Brachmia syntonopis

Scientific classification
- Domain: Eukaryota
- Kingdom: Animalia
- Phylum: Arthropoda
- Class: Insecta
- Order: Lepidoptera
- Family: Gelechiidae
- Genus: Brachmia
- Species: B. syntonopis
- Binomial name: Brachmia syntonopis Meyrick, 1923

= Brachmia syntonopis =

- Authority: Meyrick, 1923

Species of moth

Brachmia syntonopis is a moth in the family Gelechiidae. It was described by Edward Meyrick in 1923. It is found in Mumbai, India.
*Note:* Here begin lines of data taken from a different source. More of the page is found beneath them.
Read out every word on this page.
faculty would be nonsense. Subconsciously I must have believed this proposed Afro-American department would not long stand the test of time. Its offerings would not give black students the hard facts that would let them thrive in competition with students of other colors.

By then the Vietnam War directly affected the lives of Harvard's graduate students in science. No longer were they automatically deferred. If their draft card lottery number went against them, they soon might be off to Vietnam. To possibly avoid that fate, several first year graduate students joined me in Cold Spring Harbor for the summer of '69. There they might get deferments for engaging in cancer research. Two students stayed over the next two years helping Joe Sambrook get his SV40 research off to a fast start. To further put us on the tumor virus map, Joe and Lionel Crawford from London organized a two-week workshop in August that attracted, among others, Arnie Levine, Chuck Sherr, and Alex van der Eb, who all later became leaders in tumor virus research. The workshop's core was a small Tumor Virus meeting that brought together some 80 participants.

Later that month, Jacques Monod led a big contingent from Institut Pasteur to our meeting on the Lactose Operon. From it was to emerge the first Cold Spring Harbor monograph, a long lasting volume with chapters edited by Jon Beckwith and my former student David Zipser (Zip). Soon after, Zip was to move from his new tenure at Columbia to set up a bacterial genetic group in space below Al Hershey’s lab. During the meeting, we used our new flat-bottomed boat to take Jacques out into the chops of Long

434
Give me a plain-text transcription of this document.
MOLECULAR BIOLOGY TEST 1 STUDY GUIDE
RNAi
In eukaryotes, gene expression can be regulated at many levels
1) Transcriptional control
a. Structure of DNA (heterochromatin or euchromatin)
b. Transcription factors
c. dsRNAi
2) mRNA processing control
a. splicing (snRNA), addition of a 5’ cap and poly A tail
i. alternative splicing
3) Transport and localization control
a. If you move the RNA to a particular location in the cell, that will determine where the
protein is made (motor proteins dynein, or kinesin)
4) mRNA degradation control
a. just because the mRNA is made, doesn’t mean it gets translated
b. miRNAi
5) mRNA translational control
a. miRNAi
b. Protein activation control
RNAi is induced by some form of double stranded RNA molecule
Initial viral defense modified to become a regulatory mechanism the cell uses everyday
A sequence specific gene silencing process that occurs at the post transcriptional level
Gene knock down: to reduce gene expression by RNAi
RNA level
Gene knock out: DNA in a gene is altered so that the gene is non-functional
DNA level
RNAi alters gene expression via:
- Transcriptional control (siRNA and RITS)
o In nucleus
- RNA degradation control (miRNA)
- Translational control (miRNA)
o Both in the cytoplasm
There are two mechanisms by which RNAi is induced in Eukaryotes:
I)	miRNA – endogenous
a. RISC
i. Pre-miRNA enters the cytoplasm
The wingspan is about 14 mm. The forewings are light ochreous with blackish markings, partly with raised scales. There is a spot above the base of the dorsum, a slender streak along the basal half of the costa and an oblique fascia from the base of the costa to the fold, terminating in two lobes representing the plical and the first discal stigmata, the former somewhat anterior. There is a posterior projection from the fascia towards the costa and a rather large irregular spot on the middle of the costa, as well as an excurved-crescentic spot from the dorsum before the tornus, touching a broad transverse fascia from the costa at three-fourths, not reaching the tornus. There is also an irregular interrupted streak along the termen. The hindwings are grey.